En Afrique, le Maroc est l’un des pays les plus touchés par le déficit hydrique. Avec plusieurs années consécutives de sécheresse et les effets du changement climatique, le gouvernement mise sur la création de nouveaux barrages afin de renforcer l’approvisionnement du pays en ressources hydriques.
Le Maroc renforce sa stratégie d’adaptation au stress hydrique avec le lancement d’un nouvel ouvrage hydraulique dans le sud‑est du pays. Selon les informations relayées par les médias locaux le 25 mai, le ministère de l’Équipement et de l’Eau a ouvert un appel d’offres international pour la construction du barrage de Falit, dans la province de Figuig.
D’un coût total estimé à environ 428 millions de dirhams (près de 46,5 millions $), les travaux de construction de cette nouvelle infrastructure hydraulique sont prévus pour démarrer à l’horizon 2029/2030.
Un barrage destiné à plusieurs usages
Prévu au nord de Bouarfa, dans l’oued Mouloudah, le futur barrage aura une capacité de stockage de 25 millions m³. Il sera conçu en béton compacté au rouleau (BCR), atteindra 59 mètres de hauteur et sera équipé d’un dispositif d’évacuation des crues ainsi que d’une conduite de vidange capable d’évacuer jusqu’à 28 m³/s, permettant également de vider la retenue en une quinzaine de jours en cas de nécessité.
Selon les autorités, l’ouvrage remplira trois fonctions principales : l’approvisionnement en eau potable, l’irrigation agricole et la protection contre les inondations, fréquentes dans les zones arides lors des épisodes de pluies intenses.
Il faut noter que la région de Figuig illustre les paradoxes hydrologiques du Maroc oriental, marqué par des précipitations rares, mais souvent violentes et concentrées, générant à la fois des périodes prolongées de sécheresse et des risques de crues soudaines. Les estimations hydrologiques indiquent un apport moyen annuel de 10,3 millions de m³ sur le site, avec des pics pouvant atteindre 40,8 millions m³. Dans ce contexte, le barrage vise à capter et réguler une ressource hydrique hautement irrégulière, souvent perdue faute d’infrastructures de stockage.
Au‑delà de la gestion des eaux, ces investissements traduisent une stratégie plus large de sécurisation hydrique et de soutien au développement agricole dans les zones arides.
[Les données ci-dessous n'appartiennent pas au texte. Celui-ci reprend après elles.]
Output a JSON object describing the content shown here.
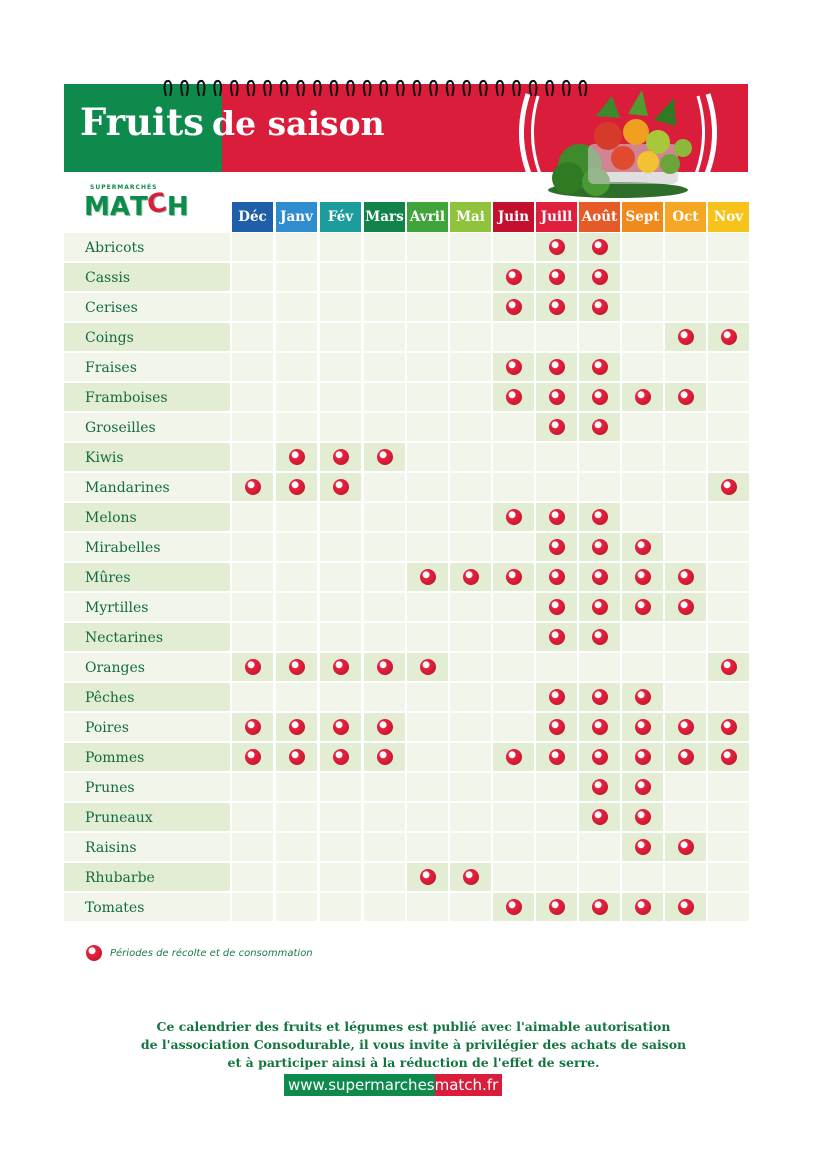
{
  "header": {
    "title_main": "Fruits",
    "title_sub": "de saison"
  },
  "logo": {
    "small_text": "SUPERMARCHÉS",
    "word": [
      "M",
      "A",
      "T",
      "C",
      "H"
    ]
  },
  "months": [
    {
      "label": "Déc",
      "color": "#1f5ea8"
    },
    {
      "label": "Janv",
      "color": "#2f8ccf"
    },
    {
      "label": "Fév",
      "color": "#1d9c9c"
    },
    {
      "label": "Mars",
      "color": "#10824a"
    },
    {
      "label": "Avril",
      "color": "#3fa53a"
    },
    {
      "label": "Mai",
      "color": "#8fc33b"
    },
    {
      "label": "Juin",
      "color": "#c2102d"
    },
    {
      "label": "Juill",
      "color": "#e01f3d"
    },
    {
      "label": "Août",
      "color": "#e65a28"
    },
    {
      "label": "Sept",
      "color": "#f08a1c"
    },
    {
      "label": "Oct",
      "color": "#f5a623"
    },
    {
      "label": "Nov",
      "color": "#f6c31a"
    }
  ],
  "fruits": [
    {
      "name": "Abricots",
      "months": [
        0,
        0,
        0,
        0,
        0,
        0,
        0,
        1,
        1,
        0,
        0,
        0
      ]
    },
    {
      "name": "Cassis",
      "months": [
        0,
        0,
        0,
        0,
        0,
        0,
        1,
        1,
        1,
        0,
        0,
        0
      ]
    },
    {
      "name": "Cerises",
      "months": [
        0,
        0,
        0,
        0,
        0,
        0,
        1,
        1,
        1,
        0,
        0,
        0
      ]
    },
    {
      "name": "Coings",
      "months": [
        0,
        0,
        0,
        0,
        0,
        0,
        0,
        0,
        0,
        0,
        1,
        1
      ]
    },
    {
      "name": "Fraises",
      "months": [
        0,
        0,
        0,
        0,
        0,
        0,
        1,
        1,
        1,
        0,
        0,
        0
      ]
    },
    {
      "name": "Framboises",
      "months": [
        0,
        0,
        0,
        0,
        0,
        0,
        1,
        1,
        1,
        1,
        1,
        0
      ]
    },
    {
      "name": "Groseilles",
      "months": [
        0,
        0,
        0,
        0,
        0,
        0,
        0,
        1,
        1,
        0,
        0,
        0
      ]
    },
    {
      "name": "Kiwis",
      "months": [
        0,
        1,
        1,
        1,
        0,
        0,
        0,
        0,
        0,
        0,
        0,
        0
      ]
    },
    {
      "name": "Mandarines",
      "months": [
        1,
        1,
        1,
        0,
        0,
        0,
        0,
        0,
        0,
        0,
        0,
        1
      ]
    },
    {
      "name": "Melons",
      "months": [
        0,
        0,
        0,
        0,
        0,
        0,
        1,
        1,
        1,
        0,
        0,
        0
      ]
    },
    {
      "name": "Mirabelles",
      "months": [
        0,
        0,
        0,
        0,
        0,
        0,
        0,
        1,
        1,
        1,
        0,
        0
      ]
    },
    {
      "name": "Mûres",
      "months": [
        0,
        0,
        0,
        0,
        1,
        1,
        1,
        1,
        1,
        1,
        1,
        0
      ]
    },
    {
      "name": "Myrtilles",
      "months": [
        0,
        0,
        0,
        0,
        0,
        0,
        0,
        1,
        1,
        1,
        1,
        0
      ]
    },
    {
      "name": "Nectarines",
      "months": [
        0,
        0,
        0,
        0,
        0,
        0,
        0,
        1,
        1,
        0,
        0,
        0
      ]
    },
    {
      "name": "Oranges",
      "months": [
        1,
        1,
        1,
        1,
        1,
        0,
        0,
        0,
        0,
        0,
        0,
        1
      ]
    },
    {
      "name": "Pêches",
      "months": [
        0,
        0,
        0,
        0,
        0,
        0,
        0,
        1,
        1,
        1,
        0,
        0
      ]
    },
    {
      "name": "Poires",
      "months": [
        1,
        1,
        1,
        1,
        0,
        0,
        0,
        1,
        1,
        1,
        1,
        1
      ]
    },
    {
      "name": "Pommes",
      "months": [
        1,
        1,
        1,
        1,
        0,
        0,
        1,
        1,
        1,
        1,
        1,
        1
      ]
    },
    {
      "name": "Prunes",
      "months": [
        0,
        0,
        0,
        0,
        0,
        0,
        0,
        0,
        1,
        1,
        0,
        0
      ]
    },
    {
      "name": "Pruneaux",
      "months": [
        0,
        0,
        0,
        0,
        0,
        0,
        0,
        0,
        1,
        1,
        0,
        0
      ]
    },
    {
      "name": "Raisins",
      "months": [
        0,
        0,
        0,
        0,
        0,
        0,
        0,
        0,
        0,
        1,
        1,
        0
      ]
    },
    {
      "name": "Rhubarbe",
      "months": [
        0,
        0,
        0,
        0,
        1,
        1,
        0,
        0,
        0,
        0,
        0,
        0
      ]
    },
    {
      "name": "Tomates",
      "months": [
        0,
        0,
        0,
        0,
        0,
        0,
        1,
        1,
        1,
        1,
        1,
        0
      ]
    }
  ],
  "legend": {
    "text": "Périodes de récolte et de consommation"
  },
  "footer": {
    "lines": [
      "Ce calendrier des fruits et légumes est publié avec l'aimable autorisation",
      "de l'association Consodurable, il vous invite à privilégier des achats de saison",
      "et à participer ainsi à la réduction de l'effet de serre."
    ],
    "site_part1": "www.supermarches",
    "site_part2": "match.fr"
  },
  "colors": {
    "green": "#0e8a4d",
    "red": "#db1d3c",
    "cell_light": "#f2f6ea",
    "cell_tint": "#e3edd3",
    "label_tint": "#e3edd3",
    "label_light": "#f2f6ea"
  }
}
Le soutien à l’irrigation est d’autant plus stratégique quand on sait que dans le Royaume chérifien, l’agriculture irriguée représente environ 45 % en moyenne de la valeur ajoutée agricole, 75 % du volume des exportations agricoles et 86 % de la production des cultures industrielles, selon les données officielles.
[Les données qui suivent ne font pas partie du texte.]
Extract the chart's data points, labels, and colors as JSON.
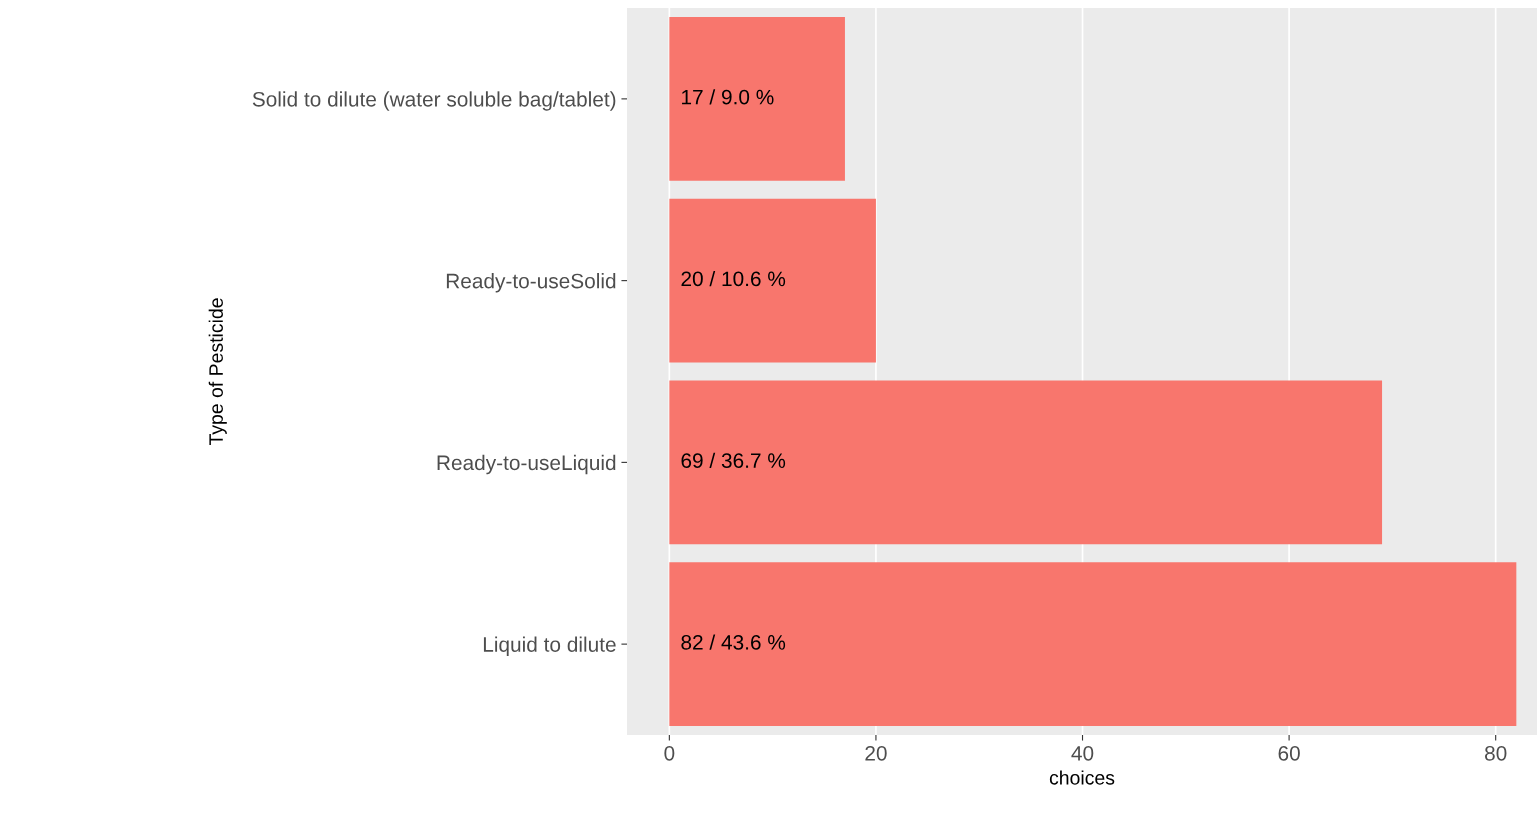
{
  "chart_data": {
    "type": "bar",
    "orientation": "horizontal",
    "xlabel": "choices",
    "ylabel": "Type of Pesticide",
    "categories": [
      "Solid to dilute (water soluble bag/tablet)",
      "Ready-to-useSolid",
      "Ready-to-useLiquid",
      "Liquid to dilute"
    ],
    "values": [
      17,
      20,
      69,
      82
    ],
    "value_labels": [
      "17 / 9.0 %",
      "20 / 10.6 %",
      "69 / 36.7 %",
      "82 / 43.6 %"
    ],
    "color": "#f8766d",
    "xlim": [
      -4.1,
      84
    ],
    "xticks": [
      0,
      20,
      40,
      60,
      80
    ],
    "grid": "x",
    "legend": false
  }
}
Vers un renforcement de la capacité de stockage d’eau
Plus largement, la construction annoncée du barrage de Falit permettra de renforcer la capacité de rétention d’eau à travers le pays. Le Maroc qui exploite déjà plus de 150 barrages de grande capacité totalisant près de 20,8 milliards m³, prépare l’entrée en service d’une vingtaine d’ouvrages similaires d’ici 2027.
S’exprimant en avril dernier sur le sujet, Nizar Baraka, ministre de l’Équipement et de l’Eau, a révélé que 16 grands barrages sont en cours de réalisation à des niveaux avancés, tandis que 7 autres sont programmés d’ici l’année prochaine. Cette politique constitue l’un des piliers du Programme national d’approvisionnement en eau potable et d’irrigation 2020-2027, qui prévoit également le recours accru au dessalement de l’eau de mer et à la réutilisation des eaux usées traitées
Dans un pays classé parmi les zones en stress hydrique structurel, ces infrastructures deviennent un levier central de politique publique, à la croisée des enjeux climatiques, alimentaires et territoriaux. Le pays disposait de 620 m³ d’eau par habitant en 2020, contre 2 560 m³ en 1960, selon la Banque mondiale. Ce niveau pourrait tomber sous la barre des 500 m³ par habitant d’ici 2030, seuil qui correspond à une situation de pénurie absolue.